Much like a Turing machine, our perspective cannot just jump from the initial state to its final state. It has to go through multiple intermediate states before it reaches its destination.

How is any of this relevant to Afghanistan?

America’s attempts to spread democracy and women’s rights in Afghanistan are misguided because they want Afghans to jump directly from a state of conservatism to a state of western liberalism. We can’t just expect women, who are brought up to believe that it is for their own good that they must be beaten by their husbands, to start discarding these beliefs. They will slowly and painstakingly have to realize that they are the societal and moral equal of their husbands before they can start believing that they should not be beaten. Neither can we expect Afghans to overnight want a secular society with freedom of speech. They have been brought up to believe that their true ruler has to be a divinely appointed Caliph. They have to read world history and realize how misguided this idea has been in the past, before they can accept democracy as a workable alternative.

Poking holes in this model

Let us try and poke some holes in this model to see if this holds up.

Afghanistan was not always a conservative society. Kabul was resplendent with sights like those below in the 60s

Would it be so hard to just hop back to the modernity that Kabul possessed?

Let us draw an analogy to present-day India. It has a quickly ballooning youth population that mostly lives by liberal western ideals, dates freely, and is steeped deep in women’s rights. Does that mean that India has a liberal society?

Societal beliefs can be well represented in the form of a normal curve.

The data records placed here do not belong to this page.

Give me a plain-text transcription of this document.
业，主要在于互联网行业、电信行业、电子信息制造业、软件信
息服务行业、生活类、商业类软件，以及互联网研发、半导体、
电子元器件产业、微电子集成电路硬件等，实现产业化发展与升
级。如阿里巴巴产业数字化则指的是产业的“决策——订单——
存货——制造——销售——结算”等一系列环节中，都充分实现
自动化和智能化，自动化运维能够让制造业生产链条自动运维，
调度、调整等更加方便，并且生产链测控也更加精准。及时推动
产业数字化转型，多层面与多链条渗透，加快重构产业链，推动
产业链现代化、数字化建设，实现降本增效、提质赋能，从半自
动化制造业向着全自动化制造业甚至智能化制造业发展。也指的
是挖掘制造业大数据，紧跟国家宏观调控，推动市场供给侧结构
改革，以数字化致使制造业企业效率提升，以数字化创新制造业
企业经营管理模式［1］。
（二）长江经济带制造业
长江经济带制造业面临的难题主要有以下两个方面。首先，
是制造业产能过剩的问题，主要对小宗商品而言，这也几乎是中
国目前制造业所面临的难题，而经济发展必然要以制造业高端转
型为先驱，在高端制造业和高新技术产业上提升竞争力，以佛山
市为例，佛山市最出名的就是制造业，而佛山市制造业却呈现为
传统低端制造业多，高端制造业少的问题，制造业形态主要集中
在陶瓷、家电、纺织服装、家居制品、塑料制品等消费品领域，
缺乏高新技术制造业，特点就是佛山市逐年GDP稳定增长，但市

If we imagine “liberal beliefs and lifestyle” to increase from left to right, in every society we have a small number of people who are either very conservative or very liberal. Both the Afghanistan of the 60s and the India of today have a small number of liberals in the cities, and a small number of ultra-conservatives outside of urban centers. However, most people lie in the middle. A typical man in India may believe that women should not work but take care of the household instead, but may refrain from regular beatings. Hence, it would be erroneous to say that the Afghanistan of the 60s or the India of today are liberal. They just had (have) liberal subpopulations.

What the Taliban has done is that is has quashed those liberal subpopulations in Afghanistan. Hence, although it may be unpopular amongst educated Afghans with liberal ideas, it is mostly aligned with current Afghan values and beliefs.

I think it may be even more complicated than that. Regardless of the state of liberalism in the country, Afghans may believe that the Taliban represents the “purest values of Islam”. Hence, Taliban may be representative of religious perfection. This is an aspect of societal acceptance that I got from reading a Pakistani’s take on Taliban’s recent takeover of Afghanistan. Taliban may be the embodiment of religious aspiration in Afghanistan.

So how does all of this fit with my model of society and perspective as a Turing machine? Well, although liberal pockets may exist in the Afghan society, most of the population is still in a conservative state. In order to create lasting change in Afghanistan, it will not do to just create some liberal pockets through American propaganda. The mean of the normal curve will have to be shifted. This can only be done like one changes the state of a Turing machine: slowly, and through lots of intermediate stages.

A liberal Afghanistan won’t be built in a day.